God Cares
By Dawn Wilburn
 

     When I was a little girl, I remember my sister and I playing house.  I had always dreamed of someday having a wonderful husband and lots of children.  While the dream of having a wonderful husband came true, the dream of children has yet to be fulfilled.

     After years of trying to have a baby and months of infertility treatments, Scott and I were told that we would not be able to have children of our own.  As devastating as it was to hear those words, we felt God was still working in our lives and getting us ready for something great.

     Not long after we stopped the infertility treatments, we were asked if we would be interested in taking foster/adoption classes.  After praying about it, we decided to sign up.  We attended our first class on a Monday.  Two days after our first class, I received a phone call at work.  A mother had decided to place her unborn baby for adoption.  This was rather shocking, but the timing seemed perfect.  We felt our chances of being chosen were slim since we had just started the classes, but we knew that if God wanted the baby in our lives we would be chosen.  The day after the interview at 6:45 in the morning, Scott and I received the phone call that we were chosen.  We were ecstatic.  We had so many things to get done in anticipation of the arrival of our baby!

     In May, I received THE PHONE CALL that we had been waiting for.
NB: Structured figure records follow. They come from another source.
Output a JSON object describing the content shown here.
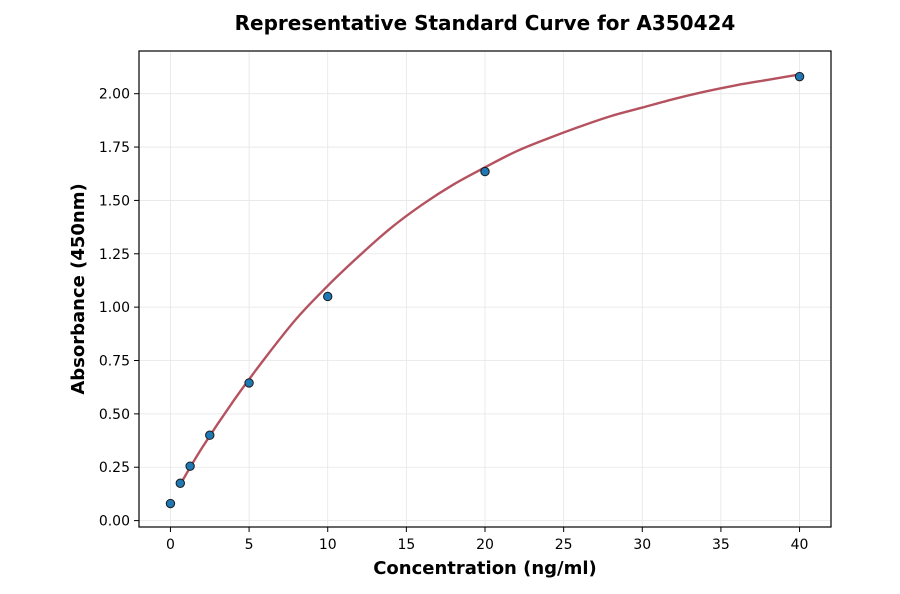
{
  "chart_data": {
    "type": "scatter",
    "title": "Representative Standard Curve for A350424",
    "xlabel": "Concentration (ng/ml)",
    "ylabel": "Absorbance (450nm)",
    "xlim": [
      -2,
      42
    ],
    "ylim": [
      -0.03,
      2.2
    ],
    "xticks": [
      0,
      5,
      10,
      15,
      20,
      25,
      30,
      35,
      40
    ],
    "xtick_labels": [
      "0",
      "5",
      "10",
      "15",
      "20",
      "25",
      "30",
      "35",
      "40"
    ],
    "yticks": [
      0,
      0.25,
      0.5,
      0.75,
      1.0,
      1.25,
      1.5,
      1.75,
      2.0
    ],
    "ytick_labels": [
      "0.00",
      "0.25",
      "0.50",
      "0.75",
      "1.00",
      "1.25",
      "1.50",
      "1.75",
      "2.00"
    ],
    "grid": true,
    "series": [
      {
        "type": "scatter",
        "x": [
          0,
          0.625,
          1.25,
          2.5,
          5,
          10,
          20,
          40
        ],
        "y": [
          0.08,
          0.175,
          0.255,
          0.4,
          0.645,
          1.05,
          1.635,
          2.08
        ],
        "color": "#1f77b4",
        "edge_color": "#1a1a1a"
      },
      {
        "type": "line",
        "x": [
          0.625,
          2,
          4,
          6,
          8,
          10,
          12,
          14,
          16,
          18,
          20,
          22,
          24,
          26,
          28,
          30,
          32,
          34,
          36,
          38,
          40
        ],
        "y": [
          0.17,
          0.34,
          0.56,
          0.76,
          0.945,
          1.1,
          1.24,
          1.37,
          1.48,
          1.575,
          1.655,
          1.73,
          1.79,
          1.845,
          1.895,
          1.935,
          1.975,
          2.01,
          2.04,
          2.065,
          2.09
        ],
        "color": "#b5525f"
      }
    ]
  }
}
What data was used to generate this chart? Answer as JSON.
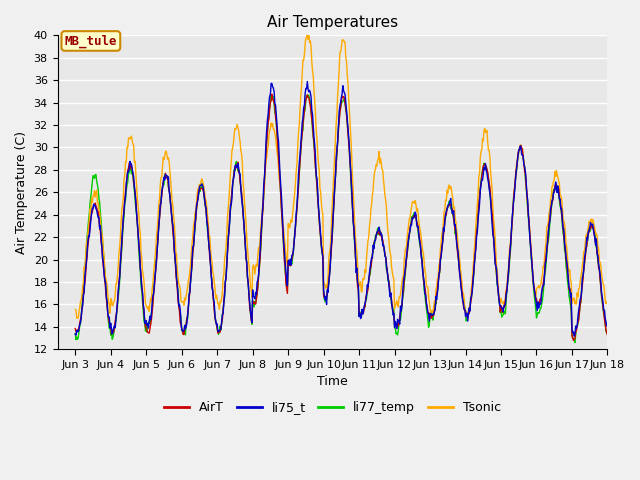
{
  "title": "Air Temperatures",
  "xlabel": "Time",
  "ylabel": "Air Temperature (C)",
  "ylim": [
    12,
    40
  ],
  "yticks": [
    12,
    14,
    16,
    18,
    20,
    22,
    24,
    26,
    28,
    30,
    32,
    34,
    36,
    38,
    40
  ],
  "series_colors": {
    "AirT": "#cc0000",
    "li75_t": "#0000cc",
    "li77_temp": "#00cc00",
    "Tsonic": "#ffaa00"
  },
  "annotation_text": "MB_tule",
  "annotation_bg": "#ffffcc",
  "annotation_border": "#cc8800",
  "annotation_text_color": "#990000",
  "plot_bg": "#e8e8e8",
  "fig_bg": "#f0f0f0",
  "grid_color": "#ffffff",
  "title_fontsize": 11,
  "axis_fontsize": 9,
  "tick_fontsize": 8,
  "legend_fontsize": 9,
  "xlim": [
    2.5,
    18.0
  ]
}
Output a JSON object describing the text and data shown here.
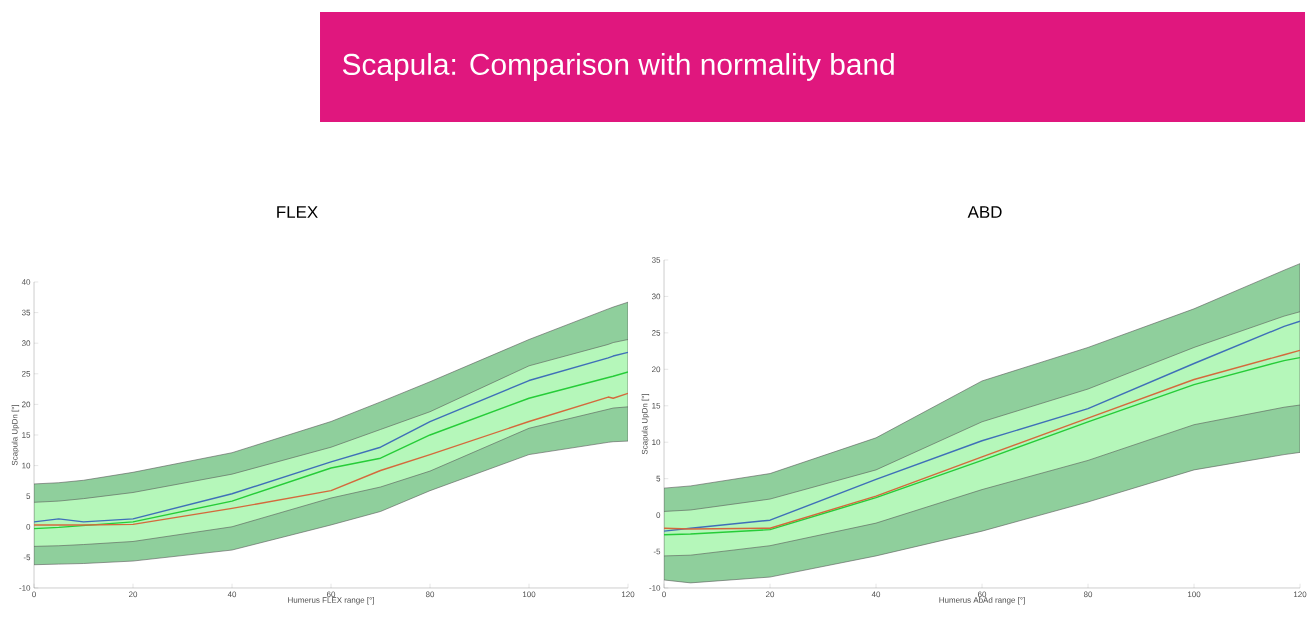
{
  "chart_data": [
    {
      "type": "line",
      "title": "FLEX",
      "annotations": [
        "Scapula: Comparison with normality band"
      ],
      "xlabel": "Humerus FLEX range [°]",
      "ylabel": "Scapula UpDn [°]",
      "x": [
        0,
        5,
        10,
        20,
        40,
        60,
        70,
        80,
        100,
        116,
        117,
        120
      ],
      "xlim": [
        0,
        120
      ],
      "xticks": [
        0,
        20,
        40,
        60,
        80,
        100,
        120
      ],
      "ylim": [
        -10,
        40
      ],
      "yticks": [
        -10,
        -5,
        0,
        5,
        10,
        15,
        20,
        25,
        30,
        35,
        40
      ],
      "grid": false,
      "marker": "none",
      "line_style": "solid",
      "series": [
        {
          "type": "area",
          "color": "#8fcf9c",
          "values": [
            null,
            null,
            null,
            null,
            null,
            null,
            null,
            null,
            null,
            null,
            null,
            null
          ],
          "lower": [
            -6.2,
            -6.1,
            -6.0,
            -5.6,
            -3.8,
            0.3,
            2.5,
            5.9,
            11.8,
            13.8,
            13.9,
            14.0
          ],
          "upper": [
            7.0,
            7.2,
            7.6,
            8.9,
            12.1,
            17.2,
            20.4,
            23.7,
            30.6,
            35.6,
            35.9,
            36.7
          ]
        },
        {
          "type": "area",
          "color": "#b5f7ba",
          "values": [
            null,
            null,
            null,
            null,
            null,
            null,
            null,
            null,
            null,
            null,
            null,
            null
          ],
          "lower": [
            -3.2,
            -3.1,
            -2.9,
            -2.4,
            0.0,
            4.7,
            6.5,
            9.1,
            16.1,
            19.2,
            19.4,
            19.6
          ],
          "upper": [
            4.0,
            4.2,
            4.6,
            5.6,
            8.6,
            13.0,
            15.9,
            18.8,
            26.3,
            29.8,
            30.1,
            30.6
          ]
        },
        {
          "type": "line",
          "color": "#3f6fb8",
          "values": [
            0.8,
            1.3,
            0.8,
            1.3,
            5.4,
            10.6,
            13.0,
            17.2,
            23.9,
            27.6,
            27.9,
            28.5
          ]
        },
        {
          "type": "line",
          "color": "#26cc38",
          "values": [
            -0.3,
            -0.1,
            0.2,
            0.8,
            4.2,
            9.6,
            11.2,
            15.0,
            21.0,
            24.4,
            24.6,
            25.3
          ]
        },
        {
          "type": "line",
          "color": "#d4693c",
          "values": [
            0.3,
            0.3,
            0.3,
            0.4,
            3.0,
            5.9,
            9.2,
            11.8,
            17.2,
            21.2,
            21.0,
            21.8
          ]
        }
      ]
    },
    {
      "type": "line",
      "title": "ABD",
      "xlabel": "Humerus AbAd range [°]",
      "ylabel": "Scapula UpDn [°]",
      "x": [
        0,
        5,
        20,
        40,
        60,
        80,
        100,
        117,
        120
      ],
      "xlim": [
        0,
        120
      ],
      "xticks": [
        0,
        20,
        40,
        60,
        80,
        100,
        120
      ],
      "ylim": [
        -10,
        35
      ],
      "yticks": [
        -10,
        -5,
        0,
        5,
        10,
        15,
        20,
        25,
        30,
        35
      ],
      "grid": false,
      "marker": "none",
      "line_style": "solid",
      "series": [
        {
          "type": "area",
          "color": "#8fcf9c",
          "values": [
            null,
            null,
            null,
            null,
            null,
            null,
            null,
            null,
            null
          ],
          "lower": [
            -8.9,
            -9.3,
            -8.5,
            -5.6,
            -2.2,
            1.8,
            6.2,
            8.3,
            8.6
          ],
          "upper": [
            3.7,
            4.0,
            5.7,
            10.6,
            18.4,
            23.0,
            28.3,
            33.6,
            34.5
          ]
        },
        {
          "type": "area",
          "color": "#b5f7ba",
          "values": [
            null,
            null,
            null,
            null,
            null,
            null,
            null,
            null,
            null
          ],
          "lower": [
            -5.6,
            -5.5,
            -4.2,
            -1.1,
            3.5,
            7.5,
            12.4,
            14.8,
            15.1
          ],
          "upper": [
            0.5,
            0.7,
            2.2,
            6.2,
            12.8,
            17.3,
            23.0,
            27.3,
            27.9
          ]
        },
        {
          "type": "line",
          "color": "#3f6fb8",
          "values": [
            -2.2,
            -1.8,
            -0.7,
            4.9,
            10.2,
            14.6,
            20.8,
            25.9,
            26.6
          ]
        },
        {
          "type": "line",
          "color": "#26cc38",
          "values": [
            -2.7,
            -2.6,
            -2.0,
            2.4,
            7.5,
            12.8,
            17.9,
            21.2,
            21.6
          ]
        },
        {
          "type": "line",
          "color": "#d4693c",
          "values": [
            -1.8,
            -1.9,
            -1.8,
            2.6,
            8.0,
            13.3,
            18.6,
            22.0,
            22.6
          ]
        }
      ]
    }
  ]
}
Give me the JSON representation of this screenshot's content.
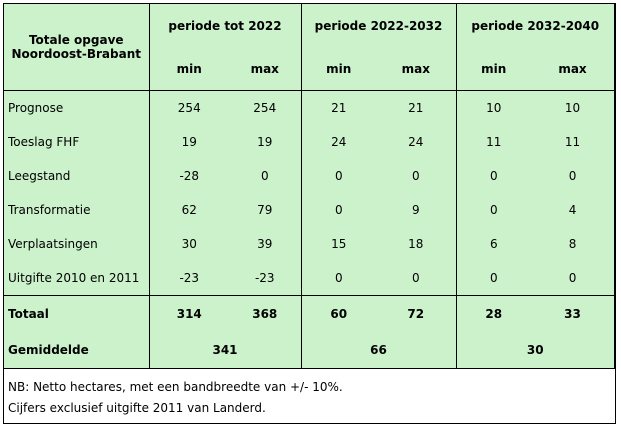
{
  "table": {
    "title": "Totale opgave Noordoost-Brabant",
    "periods": [
      "periode tot 2022",
      "periode 2022-2032",
      "periode 2032-2040"
    ],
    "subheaders": [
      "min",
      "max",
      "min",
      "max",
      "min",
      "max"
    ],
    "rows": [
      {
        "label": "Prognose",
        "values": [
          254,
          254,
          21,
          21,
          10,
          10
        ]
      },
      {
        "label": "Toeslag FHF",
        "values": [
          19,
          19,
          24,
          24,
          11,
          11
        ]
      },
      {
        "label": "Leegstand",
        "values": [
          -28,
          0,
          0,
          0,
          0,
          0
        ]
      },
      {
        "label": "Transformatie",
        "values": [
          62,
          79,
          0,
          9,
          0,
          4
        ]
      },
      {
        "label": "Verplaatsingen",
        "values": [
          30,
          39,
          15,
          18,
          6,
          8
        ]
      },
      {
        "label": "Uitgifte 2010 en 2011",
        "values": [
          -23,
          -23,
          0,
          0,
          0,
          0
        ]
      }
    ],
    "total": {
      "label": "Totaal",
      "values": [
        314,
        368,
        60,
        72,
        28,
        33
      ]
    },
    "average": {
      "label": "Gemiddelde",
      "values": [
        341,
        66,
        30
      ]
    },
    "notes": [
      "NB: Netto hectares, met een bandbreedte van +/- 10%.",
      "Cijfers exclusief uitgifte 2011 van Landerd."
    ]
  }
}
IT’S A GIRL!!!  My fingers couldn’t dial phone numbers fast enough.  While excited, I knew that this adoption was risky.  The birthmother had 48 hours to change her mind, but by now we really were not worried about that.  Everything had fallen into place so far, and I knew that God had chosen us for her.

     The birthmother did change her mind that day.  In fact, she had probably changed her mind before we were ever called with the news.  I can’t explain the pain we went through that day and the weeks following.  I never knew that little girl, but felt an extreme attachment to her.  I wanted so badly to know why.  Why were we chosen?  Why did it have to go so far?  I had so many questions.  I don’t know why God chose us to be in their lives and I may never know.  I do know that the birthmother and baby received so many prayers, and that they continue to receive our prayers.  One thing that has come from this is that we both have a stronger faith now than we did before.  We know that we have a faith that remains even when it is tested.  Rather than wonder if God really cares, we are assured that He does and that He is still in control.  Until you are tested, it is hard to know how much you really believe in the things that you say you believe.

     A friend of ours gave us a Bible verse; “Being confident of this very thing, that He who has begun a good work in you will complete it until the day of Jesus Christ”. – Philippians 1:6.  I don’t know what God has in store for us, but I do know that whatever it is will be good!